大河を越えて
少し先の方に、山々の連なりが見えてきた。水が流れる音が聞こえてくる。地面の色が、だんだんと薄くなっていく。
「向こうに見えるのが、ネストウェズ山脈ですか?」
「そうだ。より正確に言うのなら、山脈の北端だな」
華とジゼルの話を聞いて、ウィリが口を開いた。
「北端にあるってことは、あの山がマラルディなの?」
「確かに、この先に見えているのはマラルディ山だが……。ウィリは、この辺りに来たことがあるわけではないだろう。それなのに何故、マラルディの名を知っている?」
姉妹がウィリの方を見た。ウィリが遠くにある山を見つめる。橡蝠守がウィリの頭に覆い被さって、少女を気遣うように鳴いた。ウィリは橡蝠守の頭を撫でながら、話を続けた。

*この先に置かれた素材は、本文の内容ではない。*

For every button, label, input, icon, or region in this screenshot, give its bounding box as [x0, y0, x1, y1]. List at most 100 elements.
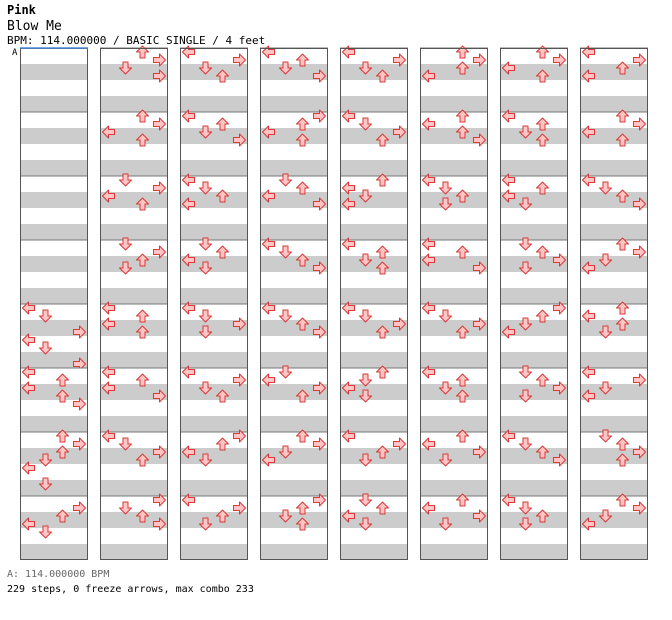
- left-arrow-icon: [102, 189, 115, 203]
- beat-band: [20, 176, 88, 184]
- down-arrow-icon: [39, 341, 52, 355]
- beat-band: [420, 176, 488, 184]
- down-arrow-icon: [359, 309, 372, 323]
- up-arrow-icon: [376, 173, 389, 187]
- right-arrow-icon: [473, 509, 486, 523]
- left-arrow-icon: [422, 117, 435, 131]
- beat-band: [340, 112, 408, 120]
- beat-band: [500, 480, 568, 488]
- beat-band: [500, 128, 568, 136]
- beat-band: [180, 480, 248, 488]
- beat-band: [100, 144, 168, 152]
- beat-band: [100, 328, 168, 336]
- beat-band: [100, 424, 168, 432]
- beat-band: [340, 352, 408, 360]
- beat-band: [340, 152, 408, 160]
- left-arrow-icon: [182, 173, 195, 187]
- right-arrow-icon: [633, 501, 646, 515]
- beat-band: [340, 184, 408, 192]
- measure: [500, 429, 568, 496]
- down-arrow-icon: [519, 197, 532, 211]
- beat-band: [100, 456, 168, 464]
- beat-band: [100, 96, 168, 104]
- beat-band: [420, 472, 488, 480]
- measure: [20, 239, 88, 304]
- beat-band: [500, 280, 568, 288]
- up-arrow-icon: [616, 493, 629, 507]
- beat-band: [340, 424, 408, 432]
- beat-band: [500, 368, 568, 376]
- down-arrow-icon: [39, 309, 52, 323]
- beat-band: [20, 312, 88, 320]
- up-arrow-icon: [376, 133, 389, 147]
- beat-band: [260, 448, 328, 456]
- beat-band: [420, 304, 488, 312]
- beat-band: [340, 480, 408, 488]
- beat-band: [340, 104, 408, 112]
- beat-band: [260, 400, 328, 408]
- beat-band: [340, 552, 408, 560]
- up-arrow-icon: [216, 509, 229, 523]
- beat-band: [420, 296, 488, 304]
- left-arrow-icon: [342, 509, 355, 523]
- beat-band: [260, 360, 328, 368]
- right-arrow-icon: [73, 325, 86, 339]
- beat-band: [260, 56, 328, 64]
- right-arrow-icon: [553, 301, 566, 315]
- beat-band: [180, 192, 248, 200]
- beat-band: [420, 400, 488, 408]
- beat-band: [420, 392, 488, 400]
- left-arrow-icon: [262, 373, 275, 387]
- beat-band: [180, 232, 248, 240]
- beat-band: [180, 200, 248, 208]
- beat-band: [500, 432, 568, 440]
- beat-band: [20, 224, 88, 232]
- measure: [500, 109, 568, 176]
- right-arrow-icon: [313, 109, 326, 123]
- beat-band: [100, 416, 168, 424]
- up-arrow-icon: [296, 253, 309, 267]
- beat-band: [580, 496, 648, 504]
- beat-band: [580, 288, 648, 296]
- beat-band: [260, 208, 328, 216]
- left-arrow-icon: [342, 381, 355, 395]
- beat-band: [260, 392, 328, 400]
- measure: [100, 237, 168, 304]
- left-arrow-icon: [102, 365, 115, 379]
- beat-band: [580, 320, 648, 328]
- beat-band: [260, 152, 328, 160]
- measure: [580, 301, 648, 368]
- beat-band: [20, 304, 88, 312]
- beat-band: [260, 464, 328, 472]
- right-arrow-icon: [473, 133, 486, 147]
- beat-band: [340, 232, 408, 240]
- beat-band: [580, 344, 648, 352]
- beat-band: [340, 208, 408, 216]
- beat-band: [580, 216, 648, 224]
- beat-band: [500, 120, 568, 128]
- beat-band: [180, 456, 248, 464]
- beat-band: [100, 368, 168, 376]
- beat-band: [500, 376, 568, 384]
- left-arrow-icon: [22, 365, 35, 379]
- beat-band: [20, 248, 88, 256]
- beat-band: [260, 352, 328, 360]
- beat-band: [20, 320, 88, 328]
- measure: [580, 45, 648, 112]
- beat-band: [100, 232, 168, 240]
- beat-band: [340, 440, 408, 448]
- beat-band: [500, 256, 568, 264]
- up-arrow-icon: [536, 133, 549, 147]
- beat-band: [580, 80, 648, 88]
- down-arrow-icon: [119, 501, 132, 515]
- beat-band: [20, 272, 88, 280]
- chart-column: [420, 45, 488, 560]
- beat-band: [260, 528, 328, 536]
- beat-band: [500, 384, 568, 392]
- up-arrow-icon: [376, 501, 389, 515]
- beat-band: [20, 288, 88, 296]
- beat-band: [420, 64, 488, 72]
- beat-band: [20, 472, 88, 480]
- measure: [340, 109, 408, 176]
- beat-band: [20, 456, 88, 464]
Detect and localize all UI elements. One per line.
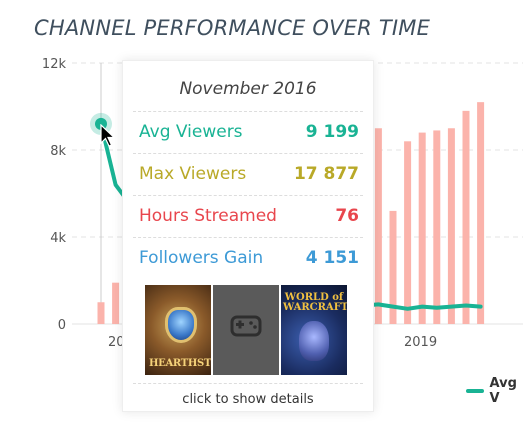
tooltip-title: November 2016 bbox=[179, 79, 317, 99]
tooltip-label-followers-gain: Followers Gain bbox=[139, 248, 264, 268]
world-of-warcraft-cover-text: WORLD of WARCRAFT bbox=[283, 292, 347, 313]
page-title: CHANNEL PERFORMANCE OVER TIME bbox=[34, 16, 431, 40]
hearthstone-cover-icon: HEARTHSTONE bbox=[145, 285, 211, 375]
bar bbox=[374, 128, 382, 324]
bar bbox=[433, 130, 441, 324]
hearthstone-cover-text: HEARTHSTONE bbox=[149, 358, 211, 369]
tooltip-value-hours-streamed: 76 bbox=[335, 206, 359, 226]
y-tick-label: 12k bbox=[42, 57, 67, 72]
tooltip-value-avg-viewers: 9 199 bbox=[305, 122, 359, 142]
bar bbox=[389, 210, 397, 324]
mouse-pointer-icon bbox=[100, 124, 116, 147]
tooltip-row-hours-streamed: Hours Streamed 76 bbox=[133, 195, 363, 236]
bar bbox=[404, 141, 412, 324]
bar bbox=[112, 282, 120, 324]
tooltip-label-hours-streamed: Hours Streamed bbox=[139, 206, 277, 226]
legend-swatch-avg-viewers bbox=[466, 389, 484, 393]
tooltip-row-followers-gain: Followers Gain 4 151 bbox=[133, 237, 363, 278]
tooltip-games: HEARTHSTONE WORLD of WARCRAFT bbox=[145, 285, 349, 375]
legend-label-avg-viewers: Avg V bbox=[489, 376, 517, 406]
x-tick-label: 20 bbox=[108, 335, 125, 350]
bar bbox=[97, 302, 105, 324]
tooltip-value-max-viewers: 17 877 bbox=[293, 164, 359, 184]
tooltip-row-max-viewers: Max Viewers 17 877 bbox=[133, 153, 363, 194]
y-tick-label: 8k bbox=[50, 144, 66, 159]
tooltip-label-max-viewers: Max Viewers bbox=[139, 164, 247, 184]
bar bbox=[447, 128, 455, 324]
bar bbox=[462, 110, 470, 324]
x-tick-label: 2019 bbox=[404, 335, 437, 350]
y-tick-label: 0 bbox=[58, 318, 66, 333]
tooltip-label-avg-viewers: Avg Viewers bbox=[139, 122, 243, 142]
chart-tooltip: November 2016 Avg Viewers 9 199 Max View… bbox=[122, 60, 374, 412]
legend[interactable]: Avg V bbox=[466, 376, 523, 406]
gamepad-icon bbox=[213, 285, 279, 375]
show-details-link[interactable]: click to show details bbox=[133, 383, 363, 407]
bar bbox=[477, 102, 485, 325]
world-of-warcraft-cover-icon: WORLD of WARCRAFT bbox=[281, 285, 347, 375]
bar bbox=[418, 132, 426, 324]
tooltip-value-followers-gain: 4 151 bbox=[305, 248, 359, 268]
tooltip-row-avg-viewers: Avg Viewers 9 199 bbox=[133, 111, 363, 152]
y-tick-label: 4k bbox=[50, 231, 66, 246]
hover-point bbox=[95, 117, 107, 130]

「アタシの母さんは、最期までマラルディの山に行きたがってた。『ネストウェズ山脈の北の端、私たちの帰るべき故郷』その言葉を、歌うみたいに、何回も繰り返してたんだ。アタシには、分かんなかった。そんなに山に帰りたいなら、街を出れば良かったのに」
「森人は穏やかで平和的な種族だ。その歌も、希望と夢の象徴のようなもので、本気でマラルディに帰ろうとしていたわけではないのだろうな」
「知ってる。だからアタシは、あの歌が嫌いだった。逃げることを、諦めたくなかったから」
ウィリはそう言って目を伏せた。話をしながら歩くうちに、地面の色が、だんだんと薄くなっていく。生えている草の色が、薄い茶色から濃い緑に変わっていく。マラルディ山が近づいて、華はウィリの顔を覗きこんだ。
「ウィリちゃんは、植物は好きなの?」
「そうね。オルテンデの奴らの命令を聞いてたのも、フェルセンの森で暮らせるからだし……。それなりに、好き、かな」
ウィリが顔を上げる。華は、ウィリに笑いかけた。
「あのね、私ね、お花で冠を編むのが得意なんだよ。お花畑を見つけたら、編んであげる」
「……ありがと、カナ。でも、冠は必要ないよ。アタシは、指輪でいい。2人で作って、交換しよ?」
ウィリと華が目を見合わせた。ウィリの顔に、笑みが浮かぶ。彼女はもう、マラルディ山に目を向けることはなかった。水流の音が大きくなって、やがて目の前に広い水場が見えてきた。対岸が見えないほど広いそれが、川だなんて。説明されていなければ、姉妹はきっと、考えもしなかっただろう。ジゼルが短剣の刃先に指を当てる。赤い血が風に流されて、白く光る道になる。そうして、これまで通りに歩き出そうとしたジゼルに、蓮が声をかけた。
「待ってください」
ジゼルが足を止めた。蓮は真新しい白い布を荷物から取り出して、ジゼルの指に巻いた。
「ジゼルさんには、必要ないのかもしれません。でも、私のためにしてくれたことだから。私は、そのままにしておくのは、嫌なんです」
白い布が巻かれた指は、けして細くはない。無数の傷がついた、戦う人の手だった。蓮は丁寧に布を巻いて、血を止めた。
「ありがとうございます」
ジゼルの声音は穏やかだ。彼女は、処置された手をもう片方の手で包むようにして、軽く握った。そうして、4人はジゼルが架けた光の橋を歩いて、川を渡った。